After the police inputted the information into a data bank and this action became public, Kelly promised to destroy the information. However, he maintained that the protestors’ “debriefing” was legal and had occurred “during the arrest process.” His description was literally laughed out of court by federal Judge Charles Haight.

Just last week, some Columbia University students were arrested after they photographed a police parking lot in Manhattan as part a project on crime. Maybe Kelly thought they were photographing one of the two luxury cars the department has leased for Counter Terrorism Deputy Commissioner Richard Falkenrath. Perhaps that made them a “security threeat.”

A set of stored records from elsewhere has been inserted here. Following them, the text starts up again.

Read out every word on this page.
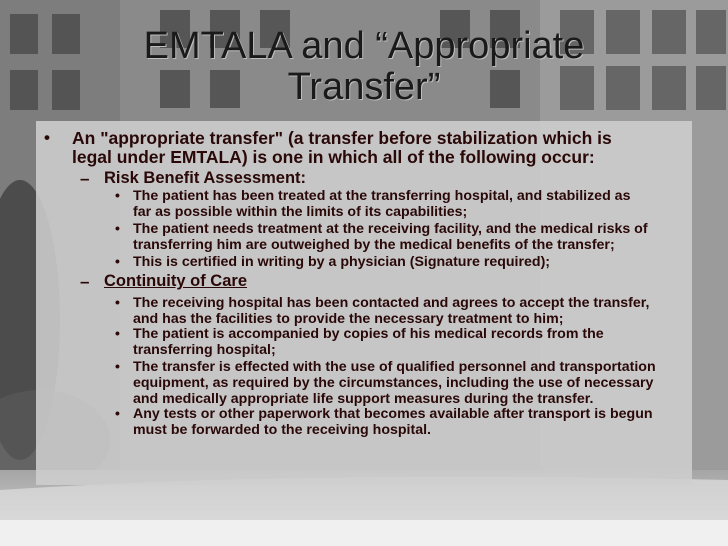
EMTALA and “Appropriate
Transfer”
• An "appropriate transfer" (a transfer before stabilization which is
legal under EMTALA) is one in which all of the following occur:
– Risk Benefit Assessment:
• The patient has been treated at the transferring hospital, and stabilized as
far as possible within the limits of its capabilities;
• The patient needs treatment at the receiving facility, and the medical risks of
transferring him are outweighed by the medical benefits of the transfer;
• This is certified in writing by a physician (Signature required);
– Continuity of Care
• The receiving hospital has been contacted and agrees to accept the transfer,
and has the facilities to provide the necessary treatment to him;
• The patient is accompanied by copies of his medical records from the
transferring hospital;
• The transfer is effected with the use of qualified personnel and transportation
equipment, as required by the circumstances, including the use of necessary
and medically appropriate life support measures during the transfer.
• Any tests or other paperwork that becomes available after transport is begun
must be forwarded to the receiving hospital.
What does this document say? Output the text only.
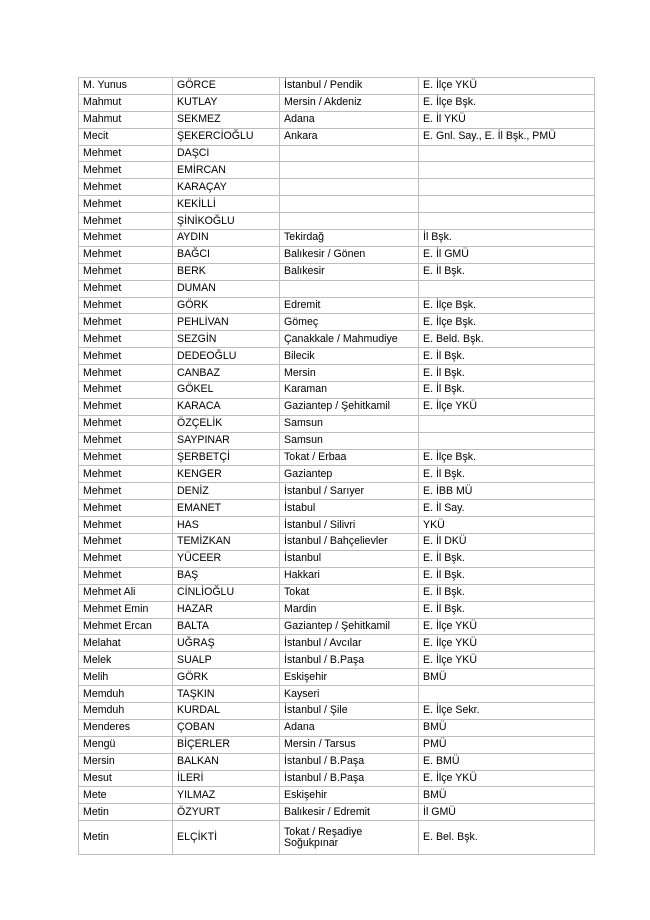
M. Yunus	GÖRCE	İstanbul / Pendik	E. İlçe YKÜ
Mahmut	KUTLAY	Mersin / Akdeniz	E. İlçe Bşk.
Mahmut	SEKMEZ	Adana	E. İl YKÜ
Mecit	ŞEKERCİOĞLU	Ankara	E. Gnl. Say., E. İl Bşk., PMÜ
Mehmet	DAŞCI		
Mehmet	EMİRCAN		
Mehmet	KARAÇAY		
Mehmet	KEKİLLİ		
Mehmet	ŞİNİKOĞLU		
Mehmet	AYDIN	Tekirdağ	İl Bşk.
Mehmet	BAĞCI	Balıkesir / Gönen	E. İl GMÜ
Mehmet	BERK	Balıkesir	E. İl Bşk.
Mehmet	DUMAN		
Mehmet	GÖRK	Edremit	E. İlçe Bşk.
Mehmet	PEHLİVAN	Gömeç	E. İlçe Bşk.
Mehmet	SEZGİN	Çanakkale / Mahmudiye	E. Beld. Bşk.
Mehmet	DEDEOĞLU	Bilecik	E. İl Bşk.
Mehmet	CANBAZ	Mersin	E. İl Bşk.
Mehmet	GÖKEL	Karaman	E. İl Bşk.
Mehmet	KARACA	Gaziantep / Şehitkamil	E. İlçe YKÜ
Mehmet	ÖZÇELİK	Samsun	
Mehmet	SAYPINAR	Samsun	
Mehmet	ŞERBETÇİ	Tokat / Erbaa	E. İlçe Bşk.
Mehmet	KENGER	Gaziantep	E. İl Bşk.
Mehmet	DENİZ	İstanbul / Sarıyer	E. İBB MÜ
Mehmet	EMANET	İstabul	E. İl Say.
Mehmet	HAS	İstanbul / Silivri	YKÜ
Mehmet	TEMİZKAN	İstanbul / Bahçelievler	E. İl DKÜ
Mehmet	YÜCEER	İstanbul	E. İl Bşk.
Mehmet	BAŞ	Hakkari	E. İl Bşk.
Mehmet Ali	CİNLİOĞLU	Tokat	E. İl Bşk.
Mehmet Emin	HAZAR	Mardin	E. İl Bşk.
Mehmet Ercan	BALTA	Gaziantep / Şehitkamil	E. İlçe YKÜ
Melahat	UĞRAŞ	İstanbul / Avcılar	E. İlçe YKÜ
Melek	SUALP	İstanbul / B.Paşa	E. İlçe YKÜ
Melih	GÖRK	Eskişehir	BMÜ
Memduh	TAŞKIN	Kayseri	
Memduh	KURDAL	İstanbul / Şile	E. İlçe Sekr.
Menderes	ÇOBAN	Adana	BMÜ
Mengü	BİÇERLER	Mersin / Tarsus	PMÜ
Mersin	BALKAN	İstanbul / B.Paşa	E. BMÜ
Mesut	İLERİ	İstanbul / B.Paşa	E. İlçe YKÜ
Mete	YILMAZ	Eskişehir	BMÜ
Metin	ÖZYURT	Balıkesir / Edremit	İl GMÜ
Metin	ELÇİKTİ	Tokat / Reşadiye Soğukpınar	E. Bel. Bşk.
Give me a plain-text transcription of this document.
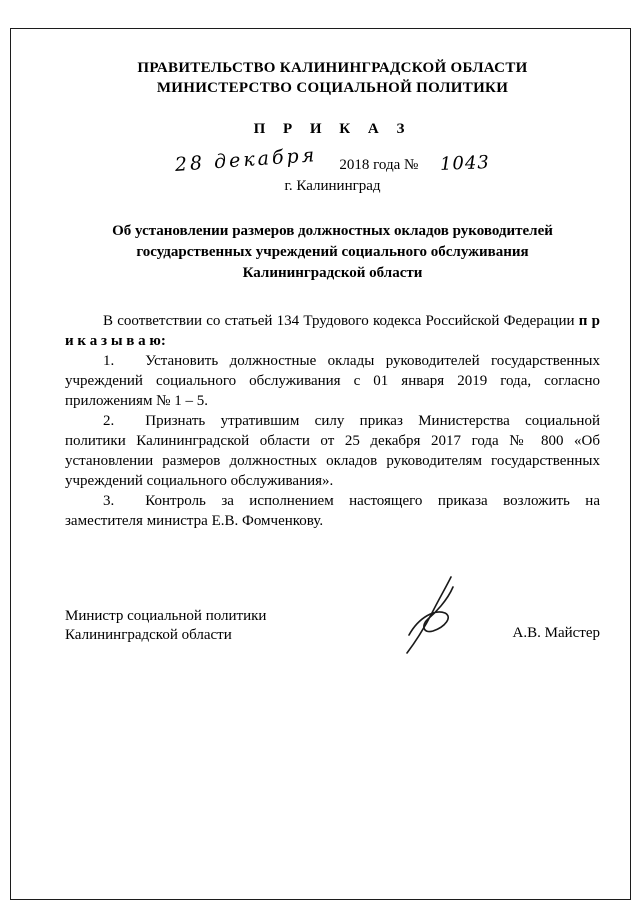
ПРАВИТЕЛЬСТВО КАЛИНИНГРАДСКОЙ ОБЛАСТИ
МИНИСТЕРСТВО СОЦИАЛЬНОЙ ПОЛИТИКИ
П Р И К А З
28 декабря 2018 года № 1043
г. Калининград
Об установлении размеров должностных окладов руководителей государственных учреждений социального обслуживания Калининградской области

В соответствии со статьей 134 Трудового кодекса Российской Федерации п р и к а з ы в а ю:

1. Установить должностные оклады руководителей государственных учреждений социального обслуживания с 01 января 2019 года, согласно приложениям № 1 – 5.

2. Признать утратившим силу приказ Министерства социальной политики Калининградской области от 25 декабря 2017 года № 800 «Об установлении размеров должностных окладов руководителям государственных учреждений социального обслуживания».

3. Контроль за исполнением настоящего приказа возложить на заместителя министра Е.В. Фомченкову.

Министр социальной политики
Калининградской области	А.В. Майстер
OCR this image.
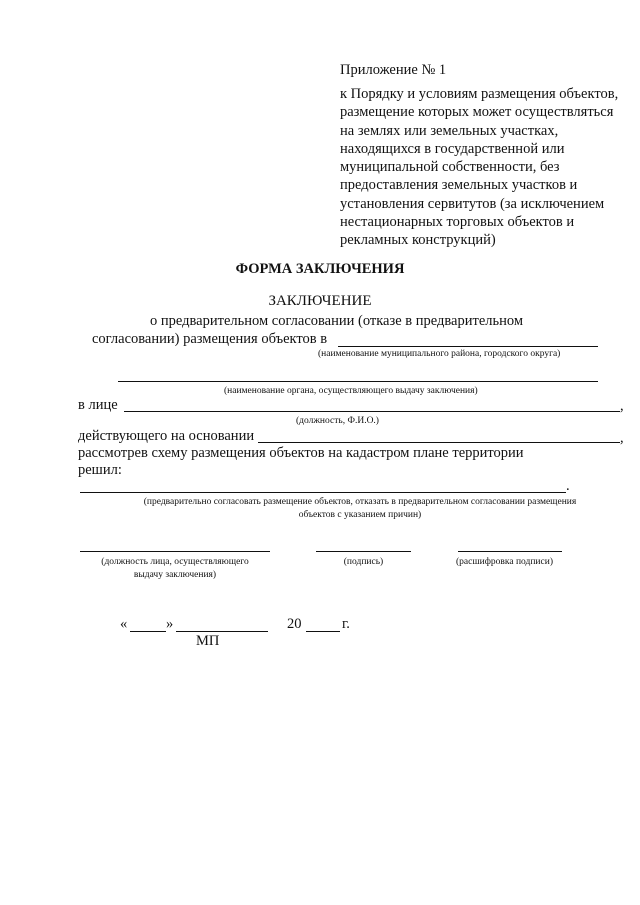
Приложение № 1
к Порядку и условиям размещения объектов, размещение которых может осуществляться на землях или земельных участках, находящихся в государственной или муниципальной собственности, без предоставления земельных участков и установления сервитутов (за исключением нестационарных торговых объектов и рекламных конструкций)
ФОРМА ЗАКЛЮЧЕНИЯ
ЗАКЛЮЧЕНИЕ
о предварительном согласовании (отказе в предварительном
согласовании) размещения объектов в
(наименование муниципального района, городского округа)
(наименование органа, осуществляющего выдачу заключения)
в лице	,
(должность, Ф.И.О.)
действующего на основании	,
рассмотрев схему размещения объектов на кадастром плане территории
решил:
.
(предварительно согласовать размещение объектов, отказать в предварительном согласовании размещения
объектов с указанием причин)
(должность лица, осуществляющего
выдачу заключения)
(подпись)	(расшифровка подписи)
«	»	20	г.
МП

A year ago, Your Humble Servant was also declared a security threat and banned for a time from Police Plaza. I never learned the basis of this but some said it had to do with a Christmas column I wrote that made fun of Kelly. Whatever the reason, my mug shot was placed at the security desk on the first floor of Police Plaza, alongside those of eight true miscreants, some of whom had threatened to kill Kelly.

The Times article suggests that further revelations of bizarre NYPD monitoring of civilians will be coming. “It’s shocking,” says a former FBI agent familiar with NYPD spying operations. “But if you understand that since 2003 they have attempted to establish their own world-wide intelligence network, maybe it’s not shocking.”


The Winners.
There’s one big winner in the Sean Bell tragedy. Like it or not, it’s Al Sharpton. As an official close to the three indicted detectives put it, “The more we talk, the stronger he gets.”

Two recent statements about the case suggest that, when it comes to racial rabble-rousing, the Rev. is unbeatable. Shortly before the detectives’ indictments, Joseph Guzman, one of two men wounded with Bell in the 50-shot police barrage, said at Sharpton’s headquarters that, if only one officer were indicted, he would refuse to cooperate with prosecutors.

Last week, Sharpton said that if the detectives’ trial were moved out of the city — as was that of the four officers who shot and killed the unarmed African immigrant Amadou Diallo in 1999 — he, too, would not cooperate.

That’s vintage Sharpton. He used that threat against then Queens District Attorney John Santucci in1986 in the Howard Beach case, in which a black man was struck and killed by a car on the Belt Parkway as he fled a group of whites. Santucci bowed out. Special prosecutor Joe Hynes came in.

A second winner is Sanford Rubenstein, who follows Sharpton in these tragedies, as a vulture follows the smell of carrion. Rubenstein first appeared in the case of Abner Louima, who was sodomized with a broomstick by a cop in the 70th precinct. He also appeared in the case of Ousmane, Zongo, another unarmed African immigrant, fatally shot by a police officer in an undercover raid of a Chelsea warehouse.

Nearly $9 million was awarded to Louima. Three million to Zongo. Who knows how much for Sean Bell?


Emendation.
Last week, this column used a poor choice of words in saying that Lieut. Gary Napoli hid under the dashboard of his car during the 50-shot barrage that killed Sean Bell. A more accurate phrase is that Napoli took cover. I apologize to the lieutenant for any misapprehension.